No había gente, ni barcas en la lejanía, por lo que le supuso una sorpresa volver al gran estuario y encontrar allí, junto a las hierbas de la marisma, a un chico pescando en otra vieja barca. Su rumbo la haría pasar a siete metros de él. En ese momento, ella parecía un crío del pantano, con el pelo enredado y las mejillas sucias surcadas de churretones.
Ni quedarse sin gasolina ni la amenaza de tormenta le producía la misma tensión que ver a otra persona, sobre todo a un chico. Mamá había dicho a sus hermanas mayores que se cuidaran de los chicos; si tienes aspecto tentador, los hombres se vuelven depredadores. «¿Qué hago? Voy a pasar junto a él», pensó mientras apretaba los labios.
Por el rabillo del ojo vio que era delgado y que llevaba los rizos rubios recogidos bajo una gorra de béisbol. Era mucho mayor que ella, once años, quizá doce. Tenía el rostro muy serio cuando se acercó a él, pero le sonrió con sinceridad y calidez y se tocó el borde de la gorra como un caballero que saluda a una dama elegante con vestido y sombrero. Ella asintió de forma sutil y miró al frente, aceleró un poco y pasó por su lado.
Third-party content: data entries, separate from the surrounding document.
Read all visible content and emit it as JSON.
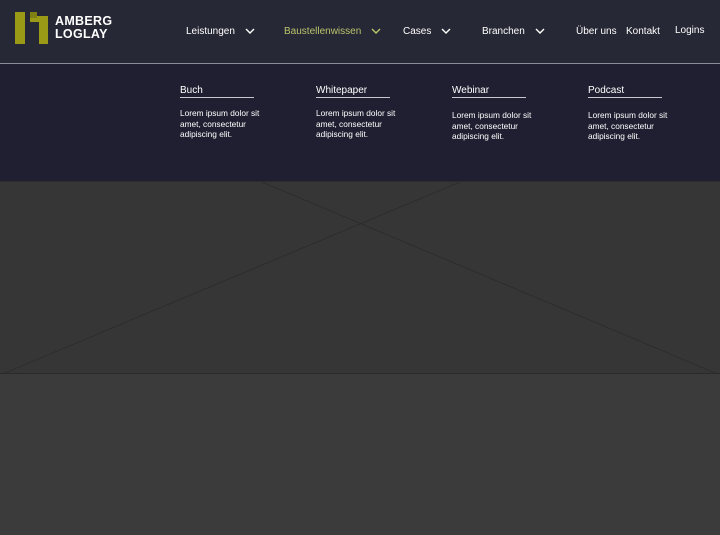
{
  "brand": {
    "logo_line1": "AMBERG",
    "logo_line2": "LOGLAY",
    "logo_icon": "amberg-loglay-logo-icon",
    "accent_color": "#9a9a16"
  },
  "nav": {
    "items": [
      {
        "label": "Leistungen",
        "has_dropdown": true,
        "active": false
      },
      {
        "label": "Baustellenwissen",
        "has_dropdown": true,
        "active": true
      },
      {
        "label": "Cases",
        "has_dropdown": true,
        "active": false
      },
      {
        "label": "Branchen",
        "has_dropdown": true,
        "active": false
      },
      {
        "label": "Über uns",
        "has_dropdown": false,
        "active": false
      },
      {
        "label": "Kontakt",
        "has_dropdown": false,
        "active": false
      },
      {
        "label": "Logins",
        "has_dropdown": false,
        "active": false
      }
    ],
    "active_color": "#b9c46c"
  },
  "megamenu": {
    "columns": [
      {
        "title": "Buch",
        "text": "Lorem ipsum dolor sit amet, consectetur adipiscing elit."
      },
      {
        "title": "Whitepaper",
        "text": "Lorem ipsum dolor sit amet, consectetur adipiscing elit."
      },
      {
        "title": "Webinar",
        "text": "Lorem ipsum dolor sit amet, consectetur adipiscing elit."
      },
      {
        "title": "Podcast",
        "text": "Lorem ipsum dolor sit amet, consectetur adipiscing elit."
      }
    ]
  },
  "hero": {
    "type": "image-placeholder"
  }
}
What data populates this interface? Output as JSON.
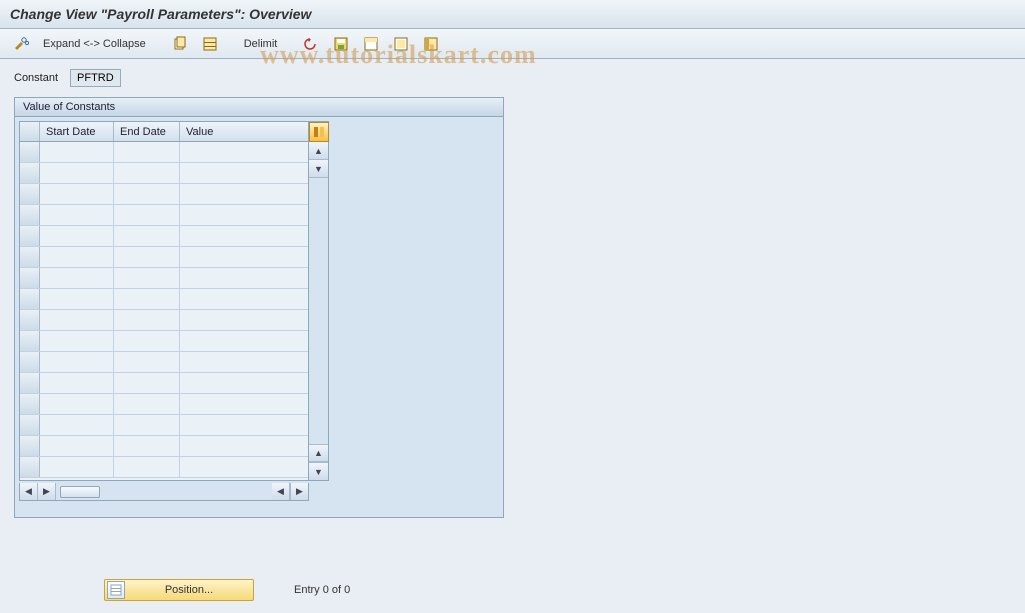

Lo único en lo que podía pensar era en volver al terreno familiar, pero debió de equivocarse en alguna desviación porque, al llegar a la segunda ristra de lagunas, no encontró el canal que llevaba a casa. Dio vueltas y vueltas, buscó nudosas raíces de robles y arrayanes. El pánico la invadía. Ahora todos los tramos de hierba, los bancos de arena y los ramales le parecían iguales. Apagó el motor y se quedó parada en medio del bote, se mecía con los pies muy separados mientras intentaba ver por encima de la hierba, sin conseguirlo. Se sentó. Perdida. Con poca gasolina. Con una tormenta que se aproximaba.
Maldijo a su hermano por haberse ido y repitió lo que decía papá:
—¡Maldito seas, Jodie! Has cagado fuego y te has sentado en él.
Lanzó un gemido cuando la barca se movió en la suave corriente. Las nubes le ganaban terreno al sol, se movían pesadamente, en silencio, cubrían el cielo y arrastraban sombras por el agua clara. La galerna podría estallar en cualquier momento. Y, peor aún, si seguía fuera mucho rato, papá sabría que había cogido la barca. Avanzó un poco; tal vez podría encontrar a ese chico.